Ms Scully, who now lives in Oxley in northern Victoria, said her main concern at the time had been the safety of her sons Ryan and Connor.
“My biggest fear was that they would grab them. It would have been so much more horrible if it had been one of the boys,” she said.
Ryan and Connor, both eight, are now in grade three at primary school.
The family lives on a property outside Wangaratta with their dogs Cara, almost 11, and a terrier cross Riley, 5.
Ms Scully said they had got Riley from the Animal Aid about a year after Nissa was killed. She said neither she nor the boys had any fear of dogs after the incident.
“The boys were traumatised at the time.
“They knew they had lost one of their dogs. They see photos and say ‘that’s Nissa’ but they don’t recall her. I suppose that’s a blessing. I wish I hadn’t retained the memory as well,” she said.
Ms Scully had lived with the Melbourne Hunt Club as a tenant for four years in Cranbourne before moving to Pakenham so had no problems with hounds.
“I’d do all the hound work apart from walking them. I cleaned out their kennels,” she said.

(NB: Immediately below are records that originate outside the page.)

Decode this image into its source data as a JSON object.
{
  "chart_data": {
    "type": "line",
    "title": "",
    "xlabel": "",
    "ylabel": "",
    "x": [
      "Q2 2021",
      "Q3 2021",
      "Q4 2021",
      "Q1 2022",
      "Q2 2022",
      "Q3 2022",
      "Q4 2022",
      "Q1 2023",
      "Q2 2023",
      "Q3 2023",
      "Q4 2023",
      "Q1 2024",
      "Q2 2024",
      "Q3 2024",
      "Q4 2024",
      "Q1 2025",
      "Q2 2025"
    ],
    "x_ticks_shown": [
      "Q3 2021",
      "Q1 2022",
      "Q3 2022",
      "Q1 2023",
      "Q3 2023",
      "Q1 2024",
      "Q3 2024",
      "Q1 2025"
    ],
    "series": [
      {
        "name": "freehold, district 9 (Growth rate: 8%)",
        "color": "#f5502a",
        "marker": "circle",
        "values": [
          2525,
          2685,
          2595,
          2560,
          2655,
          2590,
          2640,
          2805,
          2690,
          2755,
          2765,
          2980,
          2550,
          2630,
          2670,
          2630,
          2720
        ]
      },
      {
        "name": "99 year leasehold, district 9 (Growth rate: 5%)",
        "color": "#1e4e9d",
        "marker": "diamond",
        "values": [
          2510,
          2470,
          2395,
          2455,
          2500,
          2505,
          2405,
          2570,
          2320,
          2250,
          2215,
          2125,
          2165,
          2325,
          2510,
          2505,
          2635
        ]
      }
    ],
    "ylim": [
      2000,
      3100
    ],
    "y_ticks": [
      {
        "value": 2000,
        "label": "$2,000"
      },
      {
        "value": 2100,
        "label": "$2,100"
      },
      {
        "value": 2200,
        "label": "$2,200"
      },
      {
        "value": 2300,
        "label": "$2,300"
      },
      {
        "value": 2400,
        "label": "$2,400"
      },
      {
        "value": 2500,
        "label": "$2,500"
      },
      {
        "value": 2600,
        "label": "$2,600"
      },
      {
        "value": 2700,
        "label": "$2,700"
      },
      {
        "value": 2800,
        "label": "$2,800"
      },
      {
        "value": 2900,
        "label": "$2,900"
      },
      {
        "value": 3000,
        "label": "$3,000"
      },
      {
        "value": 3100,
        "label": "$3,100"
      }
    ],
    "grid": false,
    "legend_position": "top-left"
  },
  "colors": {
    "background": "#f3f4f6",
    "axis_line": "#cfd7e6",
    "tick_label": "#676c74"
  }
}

“So I had no qualms about walking the dogs with the kids while the hounds were out.”
The Melbourne Hunt Club had relocated to Pakenham a year earlier.
“All of us who have dogs as pets, when people say they should be put down, we say ‘Why would I put them down?’,” Ms Scully said.
But, if a dog posed a danger to another animal or a human, no matter what the breed or how small the dog, then something should be done, she said.